Occasionally i find myself in an engine room of the cycling industry that is so comfortable to me that despite the noise or the aggression of the machinery or the logistical photographic difficulties, i feel i could just stay and soak up the ambience created by the master of the operation. Pegoretti felt like this, as did Demon Frameworks. So does Crisp Titanium.

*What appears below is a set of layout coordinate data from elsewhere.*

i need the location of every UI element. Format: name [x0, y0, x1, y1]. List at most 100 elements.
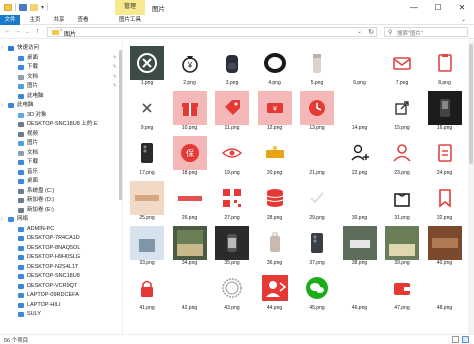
tab-home[interactable]: 主页 [26, 15, 44, 25]
file-item[interactable]: 45.png [296, 269, 338, 313]
up-arrow-icon[interactable]: ↑ [33, 27, 42, 37]
sidebar-item[interactable]: 系统盘 (C:) [0, 187, 122, 196]
file-item[interactable]: 16.png [424, 89, 466, 133]
address-field[interactable]: › 图片 ⌄ ↻ [47, 27, 377, 38]
file-item[interactable]: ¥12.png [254, 89, 296, 133]
file-item[interactable]: 保 18.png [169, 134, 211, 178]
sidebar-item[interactable]: DESKTOP-8NAQ5OL [0, 244, 122, 253]
sidebar-item[interactable]: 图片 ✎ [0, 82, 122, 91]
sidebar-item[interactable]: › 此电脑 [0, 101, 122, 110]
file-item[interactable]: 7.png [381, 44, 423, 88]
manage-contextual-tab[interactable]: 管理 [115, 0, 145, 15]
sidebar-item[interactable]: LAPTOP-HILI [0, 301, 122, 310]
sidebar-item[interactable]: 下载 [0, 158, 122, 167]
breadcrumb-current[interactable]: 图片 [64, 29, 76, 38]
file-item[interactable]: 9.png [126, 89, 168, 133]
file-item[interactable]: 46.png [339, 269, 381, 313]
file-item[interactable]: 1.png [126, 44, 168, 88]
close-button[interactable]: ✕ [450, 0, 474, 15]
file-item[interactable]: 33.png [126, 224, 168, 268]
file-item[interactable]: 26.png [169, 179, 211, 223]
properties-icon[interactable] [19, 3, 27, 11]
tab-file[interactable]: 文件 [0, 15, 20, 25]
file-item[interactable]: 28.png [254, 179, 296, 223]
file-item[interactable]: 11.png [211, 89, 253, 133]
recent-locations-icon[interactable]: ⌄ [23, 27, 32, 37]
file-item[interactable]: 34.png [169, 224, 211, 268]
file-item[interactable]: 22.png [339, 134, 381, 178]
sidebar-item[interactable]: DESKTOP-VCR9QT [0, 282, 122, 291]
file-item[interactable]: 56.png [424, 314, 466, 334]
file-item[interactable]: 17.png [126, 134, 168, 178]
tab-share[interactable]: 共享 [50, 15, 68, 25]
file-item[interactable]: 24.png [424, 134, 466, 178]
expand-ribbon-icon[interactable]: ⌄ [461, 16, 466, 23]
minimize-button[interactable]: — [402, 0, 426, 15]
sidebar-item[interactable]: 新加卷 (D:) [0, 196, 122, 205]
file-item[interactable]: 54.png [339, 314, 381, 334]
sidebar-item[interactable]: 下载 ✎ [0, 63, 122, 72]
refresh-icon[interactable]: ↻ [368, 28, 374, 37]
sidebar-item[interactable]: LAPTOP-09RDCEFA [0, 291, 122, 300]
file-item[interactable]: 48.png [424, 269, 466, 313]
sidebar-item[interactable]: 文档 ✎ [0, 73, 122, 82]
file-item[interactable]: 30.png [339, 179, 381, 223]
file-item[interactable]: 52.png [254, 314, 296, 334]
file-item[interactable]: 42.png [169, 269, 211, 313]
sidebar-item[interactable]: DESKTOP-H9H0SLG [0, 253, 122, 262]
expand-chevron-icon[interactable]: › [1, 44, 3, 53]
file-item[interactable]: 47.png [381, 269, 423, 313]
customize-toolbar-icon[interactable]: ▾ [41, 4, 44, 11]
file-item[interactable]: 15.png [381, 89, 423, 133]
sidebar-item[interactable]: DESKTOP-7R4CA1D [0, 234, 122, 243]
file-item[interactable]: 51.png [211, 314, 253, 334]
expand-chevron-icon[interactable]: › [1, 215, 3, 224]
sidebar-item[interactable]: 新加卷 (E:) [0, 206, 122, 215]
file-item[interactable]: 29.png [296, 179, 338, 223]
file-item[interactable]: 4.png [254, 44, 296, 88]
file-item[interactable]: 35.png [211, 224, 253, 268]
tab-picture-tools[interactable]: 图片工具 [115, 15, 145, 25]
file-item[interactable]: 21.png [296, 134, 338, 178]
file-item[interactable]: 5.png [296, 44, 338, 88]
file-item[interactable]: 55.png [381, 314, 423, 334]
file-item[interactable]: 39.png [381, 224, 423, 268]
file-item[interactable]: 36.png [254, 224, 296, 268]
sidebar-item[interactable]: 音乐 [0, 168, 122, 177]
file-item[interactable]: 41.png [126, 269, 168, 313]
file-item[interactable]: 6.png [339, 44, 381, 88]
file-item[interactable]: 23.png [381, 134, 423, 178]
sidebar-item[interactable]: 图片 [0, 139, 122, 148]
file-item[interactable]: 38.png [339, 224, 381, 268]
file-item[interactable]: 40.png [424, 224, 466, 268]
sidebar-item[interactable]: 桌面 ✎ [0, 54, 122, 63]
tab-view[interactable]: 查看 [74, 15, 92, 25]
sidebar-item[interactable]: 桌面 [0, 177, 122, 186]
breadcrumb-chevron-icon[interactable]: › [60, 28, 62, 34]
file-item[interactable]: ¥2.png [169, 44, 211, 88]
forward-arrow-icon[interactable]: → [13, 27, 22, 37]
large-icons-view-icon[interactable] [462, 336, 469, 343]
file-item[interactable]: 31.png [381, 179, 423, 223]
sidebar-scrollbar[interactable] [119, 50, 122, 200]
expand-chevron-icon[interactable]: › [1, 101, 3, 110]
file-item[interactable]: 43.png [211, 269, 253, 313]
file-item[interactable]: 13.png [296, 89, 338, 133]
sidebar-item[interactable]: 3D 对象 [0, 111, 122, 120]
sidebar-item[interactable]: 文档 [0, 149, 122, 158]
sidebar-item[interactable]: 视频 [0, 130, 122, 139]
file-item[interactable]: 8.png [424, 44, 466, 88]
file-item[interactable]: 50.png [169, 314, 211, 334]
content-scrollbar-thumb[interactable] [469, 44, 473, 164]
details-view-icon[interactable] [452, 336, 459, 343]
file-item[interactable]: 27.png [211, 179, 253, 223]
sidebar-item[interactable]: 此电脑 [0, 92, 122, 101]
file-item[interactable]: 10.png [169, 89, 211, 133]
sidebar-item[interactable]: › 快速访问 [0, 44, 122, 53]
file-item[interactable]: 19.png [211, 134, 253, 178]
file-item[interactable]: 44.png [254, 269, 296, 313]
sidebar-item[interactable]: › 网络 [0, 215, 122, 224]
file-item[interactable]: 25.png [126, 179, 168, 223]
sidebar-item[interactable]: DESKTOP-N2S4L1T [0, 263, 122, 272]
file-item[interactable]: 32.png [424, 179, 466, 223]
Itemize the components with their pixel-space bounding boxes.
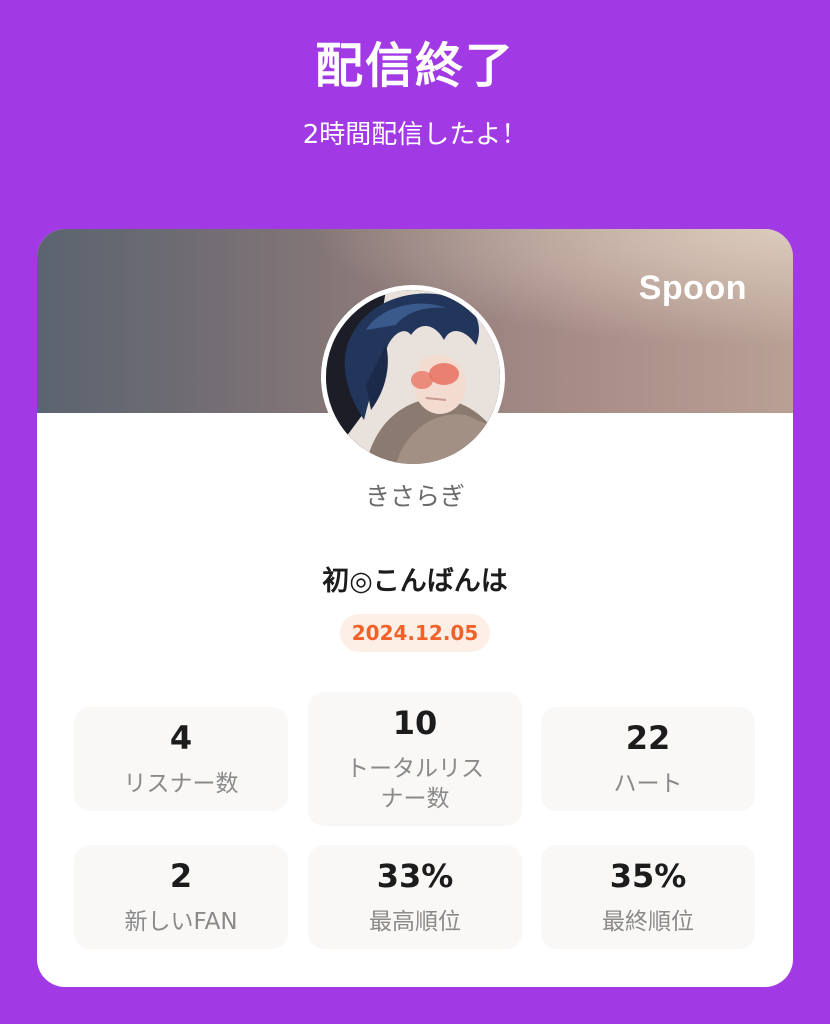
avatar[interactable]: [321, 285, 505, 469]
anime-character-avatar-icon: [326, 290, 500, 464]
header-subtitle: 2時間配信したよ！: [302, 120, 528, 150]
stat-new-fans: 2 新しいFAN: [74, 845, 288, 949]
date-badge: 2024.12.05: [340, 614, 490, 652]
stat-label: 最高順位: [369, 909, 461, 935]
stat-label: 最終順位: [602, 909, 694, 935]
stat-hearts: 22 ハート: [541, 707, 755, 811]
stat-highest-rank: 33% 最高順位: [308, 845, 522, 949]
stream-title: 初◎こんばんは: [322, 566, 508, 597]
stat-value: 35%: [609, 857, 687, 895]
stat-final-rank: 35% 最終順位: [541, 845, 755, 949]
stat-listeners: 4 リスナー数: [74, 707, 288, 811]
stat-label: 新しいFAN: [124, 909, 238, 935]
stat-total-listeners: 10 トータルリスナー数: [308, 692, 522, 826]
stat-value: 10: [392, 704, 438, 742]
stat-value: 2: [169, 857, 193, 895]
username: きさらぎ: [364, 482, 465, 511]
stat-value: 33%: [376, 857, 454, 895]
stat-label: トータルリスナー数: [346, 756, 484, 812]
stat-label: リスナー数: [123, 771, 239, 797]
stat-value: 4: [169, 719, 193, 757]
stat-label: ハート: [613, 771, 683, 797]
stat-value: 22: [625, 719, 671, 757]
broadcast-summary-card: Spoon きさらぎ 初◎こんばんは 2024.12.05 4 リスナー数 10…: [37, 229, 793, 987]
header-title: 配信終了: [314, 38, 515, 94]
spoon-logo: Spoon: [638, 269, 747, 307]
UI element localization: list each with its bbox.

My journey back north a couple of days later after I embarked on a childhood reunion tour was to take another turn as I drove into a flash blizzard in the accidentally downgraded non quattro rental car that was originally booked and would have meant a more secure journey over the Appenines than the weirdly empty motorway I embarked on. Like something from an armageddon movie I motored on alone for hours at a steady and slow pace until I arrived finally at the house of dear friends Andrew and Nicky of Rocket Espresso, pulling into a fresh powdered car park and sniffed my way into their family dinner where they looked after me and revived me with home made soup rather than the home made coffee I had imagined I’d actually yearn in a better state. But that’s another story for another time.
I felt a little mischievous driving away from Crisp titanium with more photographs of Crisp than the titanium, but in some ways that Tuscan raid was a significant road trip for me. It was intended to trigger former memories of early life experience, and did in some ways having a walk around some of the famous hill towns mentioned above before an unlikely chance meeting with some former UK neighbours and friends that were now living nearby which led to a cup of tea and a portrait made at theirs, but what the feeling of rediscovery of a portrait fondness did evoke paled childhood nostalgia into perspective. This visit to a small but promenant vein in the heart of cycling created instead a new conversation in my ways of seeing. Something that continues to grow and interest, something that is as much a part of who I am as the scar on my knee from the bike crash I had ten miles from here all those years ago.